Professors and students from land grant colleges throughout the country have come to Washington to celebrate the 150th anniversary of the land grant system by participating in the Smithsonian Folklife Festival on the National Mall, being held through Sunday and again July 4 – 8.
The festival’s main performing arts center has been named after Justin Morrill ,for whom the act establishing the agricultural colleges is named. The festival includes a series of evening concerts, including some by performers from land grant schools. West Virginia University’s steel band drum ensemble performed on Wednesday, and the University of the District of Columbia Jazz Ensemble will perform July 7 at 6 p.m. at the Morrill center.

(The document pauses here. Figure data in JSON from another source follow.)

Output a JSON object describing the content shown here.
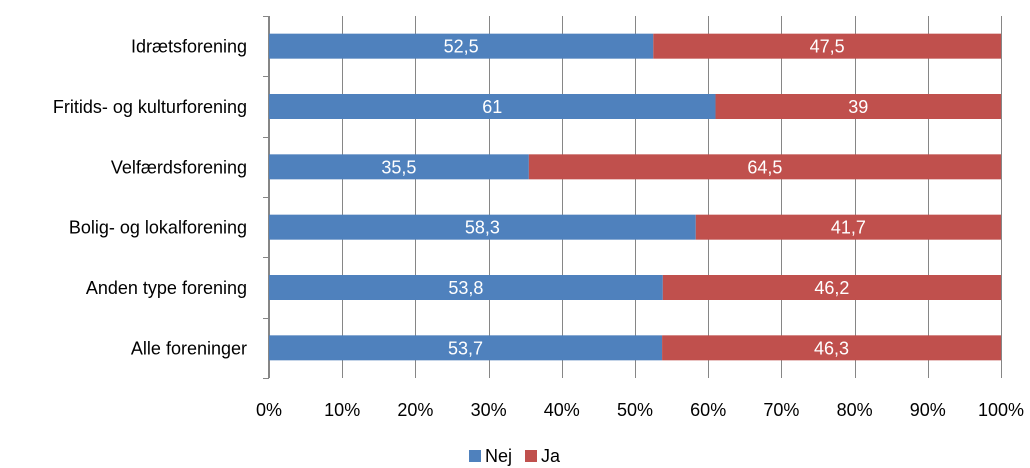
{
  "chart_data": {
    "type": "bar",
    "orientation": "horizontal",
    "stacked": "percent",
    "categories": [
      "Idrætsforening",
      "Fritids- og kulturforening",
      "Velfærdsforening",
      "Bolig- og lokalforening",
      "Anden type forening",
      "Alle foreninger"
    ],
    "series": [
      {
        "name": "Nej",
        "color": "#4f81bd",
        "values": [
          52.5,
          61,
          35.5,
          58.3,
          53.8,
          53.7
        ],
        "labels": [
          "52,5",
          "61",
          "35,5",
          "58,3",
          "53,8",
          "53,7"
        ]
      },
      {
        "name": "Ja",
        "color": "#c0504d",
        "values": [
          47.5,
          39,
          64.5,
          41.7,
          46.2,
          46.3
        ],
        "labels": [
          "47,5",
          "39",
          "64,5",
          "41,7",
          "46,2",
          "46,3"
        ]
      }
    ],
    "xlim": [
      0,
      100
    ],
    "xticks": [
      "0%",
      "10%",
      "20%",
      "30%",
      "40%",
      "50%",
      "60%",
      "70%",
      "80%",
      "90%",
      "100%"
    ],
    "grid": true,
    "gridline_color": "#868686",
    "legend": "bottom"
  }
}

A tour of the area on opening day revealed that the exhibitions that explain the work land grant schools do today in their own states and around the world:
- Mississippi State University’s exhibition where children can learn what it feels like to milk a cow (at least a mechanical one), and how its mobile veterinary clinic treats pets.
- A University of Vermont and State Agriculture College display on maple syrup.
- Northwest Indian College’s explanation of how traditional plants and foods can help Native Americans avoid diabetes.
- Indiana University’s Sisters of the Cloth demonstration of how African-American women developed their expertise in quilt making, as well as the university's “telematics” interactive opera on climate change.
- A University of Illinois basketball court that shows how kids in wheelchairs can play basketball.
- Texas A&M’s center for making simple clay and sawdust filtration pots that people in developing countries can use to clean up contaminated water.
- A University of California at Davis display on what extra virgin olive oil really is.
- University of Tennessee’s Living Light home that creates more energy than the home uses.
In addition, a separate exhibition called “Citified: Arts and Creativity East of the Anacostia River” explores how African-Americans from the rural South brought their culture to the city.